While bank boards are required to oversee and review CEO compensation, pay packages are to be linked to the risks involved with the position and must be reviewed annually, RBI directed.

It has asked private banks to set up a remuneration committee for this. The committee will consist of three members and an additional member from the risk management committee of the board of directors.

“The remuneration committee should also ensure that the cost/income ratio of the bank supports the remuneration package consistent with maintenance of sound capital adequacy ratio,” the banking regulator said in the announcement.

The central bank urges private sector banks to ensure that the fixed-pay component in the remuneration for these executives is reasonable, taking into account industry practices.

Banks have to also ensure that the variable component of their package does not exceed 70% of fixed pay.

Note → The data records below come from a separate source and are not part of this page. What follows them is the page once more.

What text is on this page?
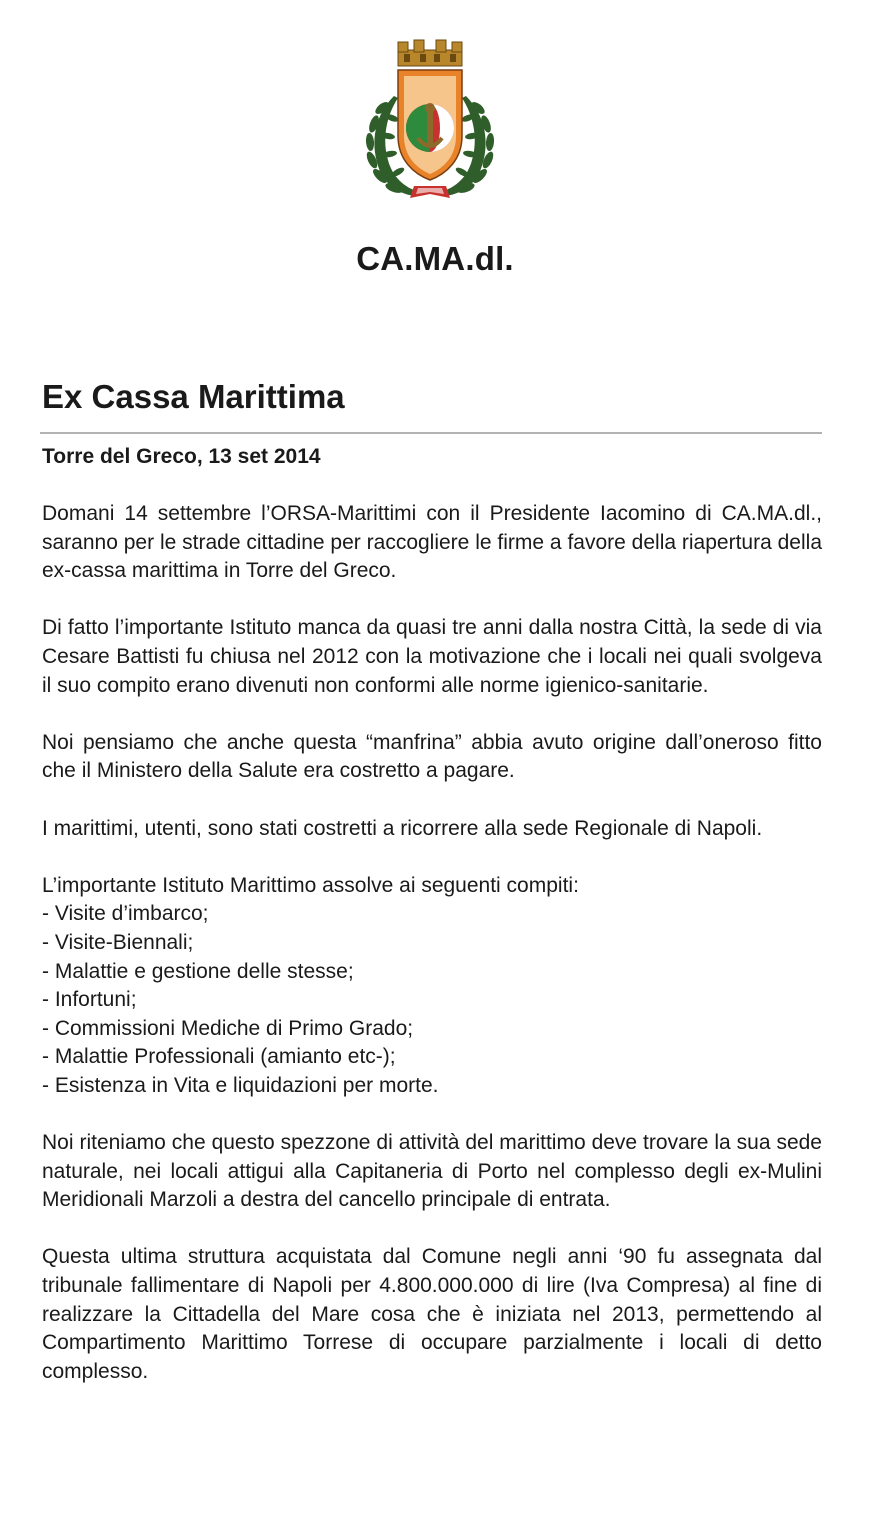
CA.MA.dl.
Ex Cassa Marittima
Torre del Greco, 13 set 2014

Domani 14 settembre l’ORSA-Marittimi con il Presidente Iacomino di CA.MA.dl., saranno per le strade cittadine per raccogliere le firme a favore della riapertura della ex-cassa marittima in Torre del Greco.

Di fatto l’importante Istituto manca da quasi tre anni dalla nostra Città, la sede di via Cesare Battisti fu chiusa nel 2012 con la motivazione che i locali nei quali svolgeva il suo compito erano divenuti non conformi alle norme igienico-sanitarie.

Noi pensiamo che anche questa “manfrina” abbia avuto origine dall’oneroso fitto che il Ministero della Salute era costretto a pagare.

I marittimi, utenti, sono stati costretti a ricorrere alla sede Regionale di Napoli.

L’importante Istituto Marittimo assolve ai seguenti compiti:
- Visite d’imbarco;
- Visite-Biennali;
- Malattie e gestione delle stesse;
- Infortuni;
- Commissioni Mediche di Primo Grado;
- Malattie Professionali (amianto etc-);
- Esistenza in Vita e liquidazioni per morte.

Noi riteniamo che questo spezzone di attività del marittimo deve trovare la sua sede naturale, nei locali attigui alla Capitaneria di Porto nel complesso degli ex-Mulini Meridionali Marzoli a destra del cancello principale di entrata.

Questa ultima struttura acquistata dal Comune negli anni ‘90 fu assegnata dal tribunale fallimentare di Napoli per 4.800.000.000 di lire (Iva Compresa) al fine di realizzare la Cittadella del Mare cosa che è iniziata nel 2013, permettendo al Compartimento Marittimo Torrese di occupare parzialmente i locali di detto complesso.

Within this ceiling, however, variable pay should be higher at positions of greater responsibility.

“It is an attempt to link pay to performance and provide risk-adjusted returns. This way, executive compensation will result in long-term wealth creation and shall also provide reward to shareholders,” said E Balaji, managing director and CEO of MaFoi Randstad, an executive search firm.

“Members of staff engaged in financial and risk control should be compensated in a manner that is independent of the business areas they oversee and commensurate with their key role in the bank,” the announcement said.

The RBI said maintaining the independence and appropriate authority of risk control officials is important to preserve their
influence on incentive compensation.

“It is a welcome move as it will encourage more responsibilities, better performance and transparency. In the financial system, this will be better for all stakeholders and employees,” said Anish Laikar, CEO, Selectema Consulting, a search and recruitment firm based in Mumbai.

The RBI has also asked these banks to make disclosures regarding compensation at least on an annual basis, in their annual financial statements. Private sector and foreign banks have been asked to finish framing these policies by March 31 and must implement them in the next financial year.

The draft guidelines for compensation policies were put up on the central bank’s website in July 2010 and on the basis of the responses received, the final guidelines were to come out by end-December 2010.

However, in February 2011, RBI announced that it had deferred the announcement of these guidelines till 2012-13, thereby giving time for banks to adapt to the draft suggestions.